Definitions of Wobble: to shake or wiggle, to be weak, to falter, unsteady movement from side to side, to sway, to shake, to stagger, unsteady motion, to tremble or quaver, like a baby, bad stance, spinning

To wobble usually has pretty negative connotations.  It seems to be a problematic action, one that reflects the unknown, uncertainties, undoing.  I have been thinking with my students about reclaiming wobbling as learning.  Fecho (2005) writes about wobble in this way, as the unsteady places with potential for learning.  When our understandings and current positioning in the world is questioned in some ways and we are given the opportunity to reflect and figure out how to move forward. 

Wobbling is a lot more interesting to me than other words usually associated with learning.  Especially at this time of the semester (finals week here we come!), learning sides up with measurement, success, achievement, numbers, grades, objective (huh?) assessments of knowledge.   For their final blog posts I am asking students instead to narrate:

moment(s) of wobble from this course.  You will be thinking about time(s) when your thinking has been challenged.  When something has felt uncomfortable or different that your usual experiences.  You will unpack your experience of this as well as why you think this has been a moment of wobble.

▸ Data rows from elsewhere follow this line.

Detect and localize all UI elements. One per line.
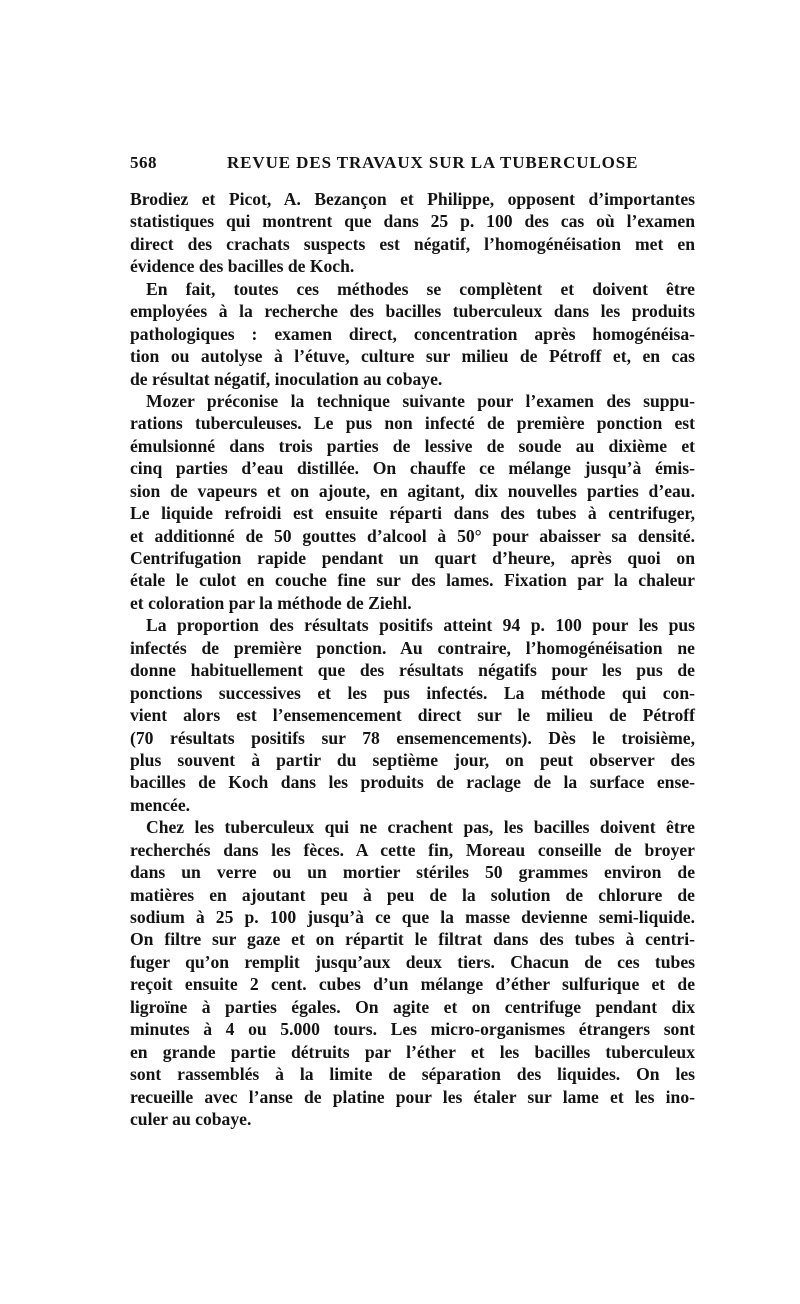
text-line: donne habituellement que des résultats négatifs pour les pus de [130,660,695,681]
text-line: Centrifugation rapide pendant un quart d’heure, après quoi on [130,548,695,568]
text-line: culer au cobaye. [130,1108,252,1129]
text-line: statistiques qui montrent que dans 25 p. 100 des cas où l’examen [130,211,695,232]
paragraph [130,390,695,614]
text-line: Chez les tuberculeux qui ne crachent pas, les bacilles doivent être [146,817,695,838]
text-line: On filtre sur gaze et on répartit le filtrat dans des tubes à centri- [130,929,695,950]
journal-title: REVUE DES TRAVAUX SUR LA TUBERCULOSE [227,153,639,172]
text-line: bacilles de Koch dans les produits de raclage de la surface ense- [130,772,695,793]
paragraph [130,278,695,390]
text-line: mencée. [130,794,191,815]
text-line: reçoit ensuite 2 cent. cubes d’un mélange d’éther sulfurique et de [130,974,695,995]
text-line: direct des crachats suspects est négatif, l’homogénéisation met en [130,233,695,254]
running-head [130,153,695,181]
text-line: plus souvent à partir du septième jour, on peut observer des [130,749,695,770]
text-line: (70 résultats positifs sur 78 ensemencements). Dès le troisième, [130,727,695,748]
text-line: de résultat négatif, inoculation au cobaye. [130,368,443,389]
text-line: Mozer préconise la technique suivante pour l’examen des suppu- [146,390,695,411]
paragraph [130,816,695,1130]
text-line: ponctions successives et les pus infectés. La méthode qui con- [130,682,695,703]
text-line: sodium à 25 p. 100 jusqu’à ce que la masse devienne semi-liquide. [130,907,695,927]
text-line: et additionné de 50 gouttes d’alcool à 50° pour abaisser sa densité. [130,525,695,546]
text-line: La proportion des résultats positifs atteint 94 p. 100 pour les pus [146,615,695,636]
text-line: sont rassemblés à la limite de séparation des liquides. On les [130,1064,695,1085]
text-line: émulsionné dans trois parties de lessive de soude au dixième et [130,435,695,456]
text-line: vient alors est l’ensemencement direct sur le milieu de Pétroff [130,705,695,726]
text-line: infectés de première ponction. Au contraire, l’homogénéisation ne [130,637,695,658]
text-line: fuger qu’on remplit jusqu’aux deux tiers. Chacun de ces tubes [130,951,695,972]
text-line: recueille avec l’anse de platine pour les étaler sur lame et les ino- [130,1086,695,1107]
text-line: évidence des bacilles de Koch. [130,256,355,277]
paragraph [130,188,695,278]
text-line: en grande partie détruits par l’éther et les bacilles tuberculeux [130,1041,695,1062]
paragraph [130,614,695,816]
text-line: matières en ajoutant peu à peu de la solution de chlorure de [130,884,695,905]
page-number: 568 [130,153,157,172]
text-line: cinq parties d’eau distillée. On chauffe ce mélange jusqu’à émis- [130,458,695,479]
text-line: minutes à 4 ou 5.000 tours. Les micro-organismes étrangers sont [130,1019,695,1040]
text-line: Brodiez et Picot, A. Bezançon et Philippe, opposent d’importantes [130,189,695,209]
text-line: dans un verre ou un mortier stériles 50 grammes environ de [130,862,695,883]
text-line: recherchés dans les fèces. A cette fin, Moreau conseille de broyer [130,839,695,860]
text-line: étale le culot en couche fine sur des lames. Fixation par la chaleur [130,570,695,591]
article-body [130,188,695,1130]
text-line: ligroïne à parties égales. On agite et on centrifuge pendant dix [130,996,695,1017]
text-line: sion de vapeurs et on ajoute, en agitant, dix nouvelles parties d’eau. [130,480,695,501]
text-line: et coloration par la méthode de Ziehl. [130,592,412,613]
text-line: employées à la recherche des bacilles tuberculeux dans les produits [130,301,695,322]
text-line: pathologiques : examen direct, concentration après homogénéisa- [130,323,695,344]
text-line: rations tuberculeuses. Le pus non infecté de première ponction est [130,413,695,434]
text-line: En fait, toutes ces méthodes se complètent et doivent être [146,278,695,299]
text-line: tion ou autolyse à l’étuve, culture sur milieu de Pétroff et, en cas [130,346,695,367]
text-line: Le liquide refroidi est ensuite réparti dans des tubes à centrifuger, [130,503,695,524]
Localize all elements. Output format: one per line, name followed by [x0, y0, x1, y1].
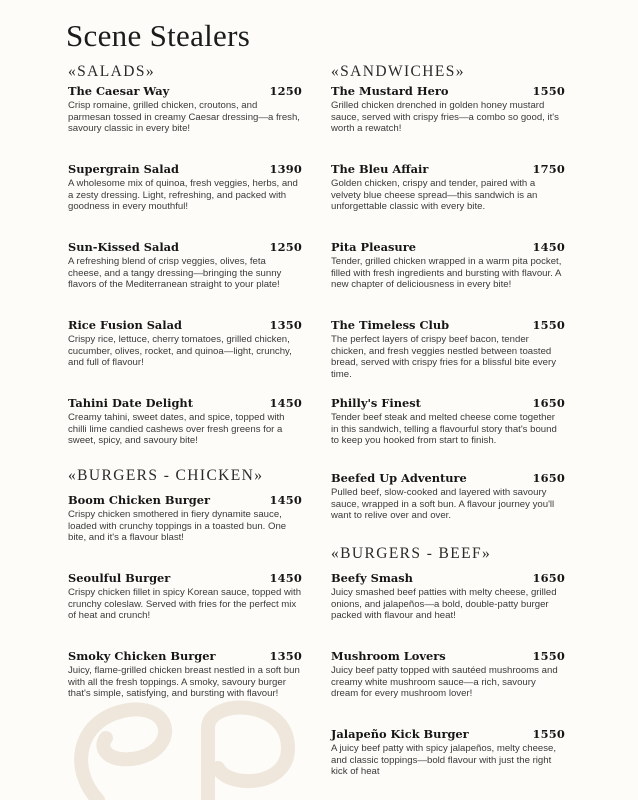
item-name: The Caesar Way [68, 84, 170, 98]
item-price: 1350 [269, 318, 302, 332]
section-salads [68, 62, 302, 82]
section-title: «SANDWICHES» [331, 63, 465, 80]
section-burgers-chicken [68, 466, 302, 486]
item-price: 1450 [269, 571, 302, 585]
menu-item[interactable] [331, 471, 565, 522]
item-description: The perfect layers of crispy beef bacon, tender chicken, and fresh veggies nestled between toasted bread, served with crispy fries for a blissful bite every time. [331, 334, 557, 380]
item-name: Supergrain Salad [68, 162, 179, 176]
menu-item[interactable] [331, 649, 565, 700]
item-name: Beefy Smash [331, 571, 413, 585]
item-price: 1450 [269, 396, 302, 410]
item-price: 1250 [269, 84, 302, 98]
menu-item[interactable] [331, 727, 565, 778]
item-name: Jalapeño Kick Burger [331, 727, 469, 741]
item-name: The Mustard Hero [331, 84, 449, 98]
item-description: Pulled beef, slow-cooked and layered with savoury sauce, wrapped in a soft bun. A flavour journey you'll want to relive over and over. [331, 487, 555, 522]
menu-item[interactable] [68, 162, 302, 213]
item-name: Boom Chicken Burger [68, 493, 210, 507]
item-description: Juicy beef patty topped with sautéed mushrooms and creamy white mushroom sauce—a rich, savoury dream for every mushroom lover! [331, 665, 558, 700]
item-name: Smoky Chicken Burger [68, 649, 216, 663]
menu-item[interactable] [331, 571, 565, 622]
menu-item[interactable] [68, 493, 302, 544]
item-name: Beefed Up Adventure [331, 471, 467, 485]
section-sandwiches [331, 62, 565, 82]
item-name: Mushroom Lovers [331, 649, 446, 663]
menu-item[interactable] [331, 84, 565, 135]
item-price: 1250 [269, 240, 302, 254]
menu-item[interactable] [68, 240, 302, 291]
item-name: Philly's Finest [331, 396, 421, 410]
item-description: Juicy smashed beef patties with melty cheese, grilled onions, and jalapeños—a bold, double-patty burger packed with flavour and heat! [331, 587, 557, 622]
item-description: Grilled chicken drenched in golden honey mustard sauce, served with crispy fries—a combo so good, it's worth a rewatch! [331, 100, 559, 135]
item-description: Juicy, flame-grilled chicken breast nestled in a soft bun with all the fresh toppings. A smoky, savoury burger that's simple, satisfying, and bursting with flavour! [68, 665, 300, 700]
menu-item[interactable] [331, 396, 565, 447]
item-price: 1550 [532, 649, 565, 663]
section-title: «BURGERS - BEEF» [331, 545, 492, 562]
item-price: 1650 [532, 571, 565, 585]
item-description: Golden chicken, crispy and tender, paired with a velvety blue cheese spread—this sandwich is an unforgettable classic with every bite. [331, 178, 538, 213]
menu-item[interactable] [68, 318, 302, 369]
item-description: A refreshing blend of crisp veggies, olives, feta cheese, and a tangy dressing—bringing the sunny flavors of the Mediterranean straight to your plate! [68, 256, 282, 291]
menu-item[interactable] [331, 318, 565, 380]
item-price: 1550 [532, 84, 565, 98]
item-price: 1650 [532, 471, 565, 485]
item-price: 1650 [532, 396, 565, 410]
section-burgers-beef [331, 544, 565, 564]
menu-item[interactable] [68, 571, 302, 622]
item-description: Crisp romaine, grilled chicken, croutons, and parmesan tossed in creamy Caesar dressing—a fresh, savoury classic in every bite! [68, 100, 300, 135]
ep-monogram-icon [58, 688, 318, 800]
menu-item[interactable] [68, 649, 302, 700]
item-description: Tender beef steak and melted cheese come together in this sandwich, telling a flavourful story that's bound to keep you hooked from start to finish. [331, 412, 557, 447]
item-price: 1750 [532, 162, 565, 176]
item-name: The Timeless Club [331, 318, 450, 332]
item-description: Tender, grilled chicken wrapped in a warm pita pocket, filled with fresh ingredients and bursting with flavour. A new chapter of deliciousness in every bite! [331, 256, 562, 291]
item-description: Crispy rice, lettuce, cherry tomatoes, grilled chicken, cucumber, olives, rocket, and quinoa—light, crunchy, and full of flavour! [68, 334, 292, 369]
item-description: A juicy beef patty with spicy jalapeños, melty cheese, and classic toppings—bold flavour with just the right kick of heat [331, 743, 557, 778]
item-name: Seoulful Burger [68, 571, 171, 585]
section-title: «SALADS» [68, 63, 155, 80]
item-name: Tahini Date Delight [68, 396, 193, 410]
item-description: A wholesome mix of quinoa, fresh veggies, herbs, and a zesty dressing. Light, refreshing, and packed with goodness in every mouthful! [68, 178, 298, 213]
section-title: «BURGERS - CHICKEN» [68, 467, 264, 484]
menu-item[interactable] [68, 396, 302, 447]
item-price: 1450 [532, 240, 565, 254]
item-description: Creamy tahini, sweet dates, and spice, topped with chilli lime candied cashews over fresh greens for a sweet, spicy, and savoury bite! [68, 412, 285, 447]
menu-item[interactable] [68, 84, 302, 135]
item-description: Crispy chicken fillet in spicy Korean sauce, topped with crunchy coleslaw. Served with fries for the perfect mix of heat and crunch! [68, 587, 302, 622]
item-price: 1550 [532, 727, 565, 741]
page-title: Scene Stealers [66, 18, 251, 53]
item-price: 1450 [269, 493, 302, 507]
menu-item[interactable] [331, 162, 565, 213]
item-price: 1350 [269, 649, 302, 663]
item-name: Rice Fusion Salad [68, 318, 182, 332]
item-name: Pita Pleasure [331, 240, 416, 254]
item-name: The Bleu Affair [331, 162, 429, 176]
item-price: 1390 [269, 162, 302, 176]
menu-item[interactable] [331, 240, 565, 291]
item-price: 1550 [532, 318, 565, 332]
item-name: Sun-Kissed Salad [68, 240, 180, 254]
item-description: Crispy chicken smothered in fiery dynamite sauce, loaded with crunchy toppings in a toasted bun. One bite, and it's a flavour blast! [68, 509, 287, 544]
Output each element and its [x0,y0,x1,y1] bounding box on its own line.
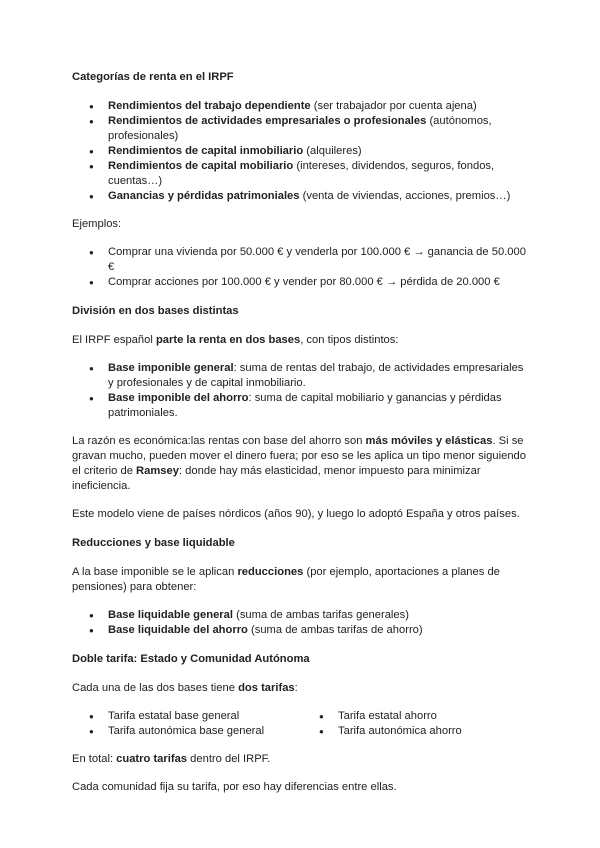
list-item: ● Base imponible del ahorro: suma de capital mobiliario y ganancias y pérdidas patrimoniales. [72,391,532,421]
bases-list [72,361,532,421]
total-paragraph: En total: cuatro tarifas dentro del IRPF. [72,753,271,765]
heading-doble-tarifa: Doble tarifa: Estado y Comunidad Autónoma [72,653,310,665]
tarifas-col-2 [302,709,532,739]
list-item: ● Rendimientos de actividades empresariales o profesionales (autónomos, profesionales) [72,114,532,144]
list-item: ● Tarifa estatal base general [72,709,302,724]
heading-division: División en dos bases distintas [72,305,239,317]
list-item: ● Tarifa autonómica base general [72,724,302,739]
list-item: ● Comprar una vivienda por 50.000 € y venderla por 100.000 € → ganancia de 50.000 € [72,245,532,275]
ejemplos-label: Ejemplos: [72,218,122,230]
list-item: ● Tarifa autonómica ahorro [302,724,532,739]
modelo-paragraph: Este modelo viene de países nórdicos (años 90), y luego lo adoptó España y otros países. [72,508,520,520]
categorias-list [72,99,532,204]
document-page [72,70,532,795]
list-item: ● Base imponible general: suma de rentas del trabajo, de actividades empresariales y profesionales y de capital inmobiliario. [72,361,532,391]
razon-paragraph: La razón es económica:las rentas con base del ahorro son más móviles y elásticas. Si se gravan mucho, pueden mover el dinero fuera; por eso se les aplica un tipo menor siguiendo el criterio de Ramsey: donde hay más elasticidad, menor impuesto para minimizar ineficiencia. [72,435,526,492]
ejemplos-list [72,245,532,290]
heading-categorias: Categorías de renta en el IRPF [72,71,234,83]
list-item: ● Tarifa estatal ahorro [302,709,532,724]
list-item: ● Base liquidable general (suma de ambas tarifas generales) [72,608,532,623]
division-intro: El IRPF español parte la renta en dos bases, con tipos distintos: [72,334,399,346]
liquidable-list [72,608,532,638]
list-item: ● Ganancias y pérdidas patrimoniales (venta de viviendas, acciones, premios…) [72,189,532,204]
tarifas-columns [72,709,532,739]
tarifas-col-1 [72,709,302,739]
list-item: ● Comprar acciones por 100.000 € y vender por 80.000 € → pérdida de 20.000 € [72,275,532,290]
final-paragraph: Cada comunidad fija su tarifa, por eso hay diferencias entre ellas. [72,781,397,793]
list-item: ● Rendimientos de capital inmobiliario (alquileres) [72,144,532,159]
heading-reducciones: Reducciones y base liquidable [72,537,235,549]
reducciones-intro: A la base imponible se le aplican reducciones (por ejemplo, aportaciones a planes de pensiones) para obtener: [72,566,500,593]
list-item: ● Base liquidable del ahorro (suma de ambas tarifas de ahorro) [72,623,532,638]
list-item: ● Rendimientos del trabajo dependiente (ser trabajador por cuenta ajena) [72,99,532,114]
list-item: ● Rendimientos de capital mobiliario (intereses, dividendos, seguros, fondos, cuentas…) [72,159,532,189]
doble-intro: Cada una de las dos bases tiene dos tarifas: [72,682,298,694]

This blog post should be one with more questions than answers.  More uncertainties than certainties.  This should be about what you are wondering now.  This piece or question or idea does not need to have a resolution.

Be creative.

Be thoughtful.

Dig in.


This is no easy task.  With the dominant narratives of heroes and bootstraps in our heads, it is really difficult to write about our own wobbling, our uncertainty, and call that learning!  Well in my own last blog post (for class) this semester I am drawn again to thinking about wobbling in the field I am studying this semester, gender and language studies.  An essay I read this week, “She Sired Six Children” Feminist Experiments with Linguistic Gender, Anna Livia names, problematizes and values the wobble of feminist science fiction writers.  She takes this lovely approach to Ursala K. LeGuin’s feminist fop aux in the 70’s in The Left Hand of Darkness where she uses the masculine generic (he/him/etc) in reference to the (supposedly) amorphous gendered people in her novel.  Livia puts this work in context with LeGuin’s future works and her own critique of the language.  Livia’s exploration of Marge Piercy and June Arnold’s more progressive moves to create new non-gendered pronouns for their novels is still a messy task as both women struggle to make the transportation hold in their works.  Livia questions and honors the works of these women and the ways that they negotiate their own wobbling.

Anyway as the semester wraps up I am thinking about my own wobbling right now and hoping, like Livia I can  find value and not just judgment in this uncertain, unsteady, rocky stance.

Fecho, B. (2005).  Appreciating the wobble:  Teacher research, professional development, and figured worlds.  English Education, 37 (3). 

Livia, A. (1999). “She sired six children” Feminist experiments with linguistic gender. In M. Bucholtz, A.C. Liang, & L.A. Sutton, Reinventing identities: The gendered self in discourse.  NewYork: Oxfod University Press.